The survey compared the costs of housing, transport, food, clothes, household goods and entertainment and is often used by multinational companies to determine what wage rates should be paid to overseas workers.

It follows news earlier this week by EU statistics body Eurostat that Ireland’s prices remain over 20 percent in excess of the EU average despite fifteen successive months of inflation and a huge contraction of the economy.

Fine Gael have long been critical at the country’s exorbitant cost of living, and have said that the high food and drink costs are dissuading tourists from taking vacations in the emerald isle. The country has long been criticized for losing its competitive edge in tourism due to high costs.
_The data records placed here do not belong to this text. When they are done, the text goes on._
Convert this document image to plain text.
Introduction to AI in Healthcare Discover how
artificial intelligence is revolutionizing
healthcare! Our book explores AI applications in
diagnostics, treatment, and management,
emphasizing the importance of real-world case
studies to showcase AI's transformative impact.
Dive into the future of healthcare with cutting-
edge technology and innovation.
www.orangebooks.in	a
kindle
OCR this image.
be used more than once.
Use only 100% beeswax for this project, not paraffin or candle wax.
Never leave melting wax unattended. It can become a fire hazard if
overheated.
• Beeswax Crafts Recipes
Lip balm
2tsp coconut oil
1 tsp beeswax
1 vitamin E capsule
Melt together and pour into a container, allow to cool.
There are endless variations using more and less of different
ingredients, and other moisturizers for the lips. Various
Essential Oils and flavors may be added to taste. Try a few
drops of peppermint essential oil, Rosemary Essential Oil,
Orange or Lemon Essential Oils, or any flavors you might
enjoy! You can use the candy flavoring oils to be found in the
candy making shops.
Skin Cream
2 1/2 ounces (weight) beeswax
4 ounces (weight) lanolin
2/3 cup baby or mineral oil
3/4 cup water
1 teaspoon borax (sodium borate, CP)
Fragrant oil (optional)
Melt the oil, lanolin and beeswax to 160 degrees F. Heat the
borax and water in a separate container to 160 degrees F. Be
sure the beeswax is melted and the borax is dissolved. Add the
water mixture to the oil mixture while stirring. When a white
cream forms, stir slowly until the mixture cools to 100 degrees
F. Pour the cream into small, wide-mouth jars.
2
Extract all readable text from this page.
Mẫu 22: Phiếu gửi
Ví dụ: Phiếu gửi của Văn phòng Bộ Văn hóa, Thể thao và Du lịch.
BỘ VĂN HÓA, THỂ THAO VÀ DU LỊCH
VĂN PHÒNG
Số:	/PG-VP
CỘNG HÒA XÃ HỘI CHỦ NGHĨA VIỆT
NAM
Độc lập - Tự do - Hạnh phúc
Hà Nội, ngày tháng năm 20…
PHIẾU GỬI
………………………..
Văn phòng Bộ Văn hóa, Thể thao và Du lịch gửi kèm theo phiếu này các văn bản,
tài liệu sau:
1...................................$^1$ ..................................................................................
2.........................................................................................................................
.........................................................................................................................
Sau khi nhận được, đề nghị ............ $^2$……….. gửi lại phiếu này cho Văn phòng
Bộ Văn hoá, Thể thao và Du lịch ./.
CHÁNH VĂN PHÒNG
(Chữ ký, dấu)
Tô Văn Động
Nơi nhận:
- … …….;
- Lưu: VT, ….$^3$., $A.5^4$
The most expensive city emerged as Luanda, Angola. London ranked 17th and was also the UK’s most expensive city, while Tokyo and Ndjamena (Chad) captured the second and third places respectively.

The survey also comes close on the heels of a local county council’s decision to impose a €6 charge for visiting the Cliffs of Moher, one of Ireland’s top tourists sites. The center incurred combined losses of €500,000 in 2008 and 2009.

An Irish source described the decision as “ludicrous” in the face of Ireland’s consistent uncompetitiveness and a backward step for national tourism.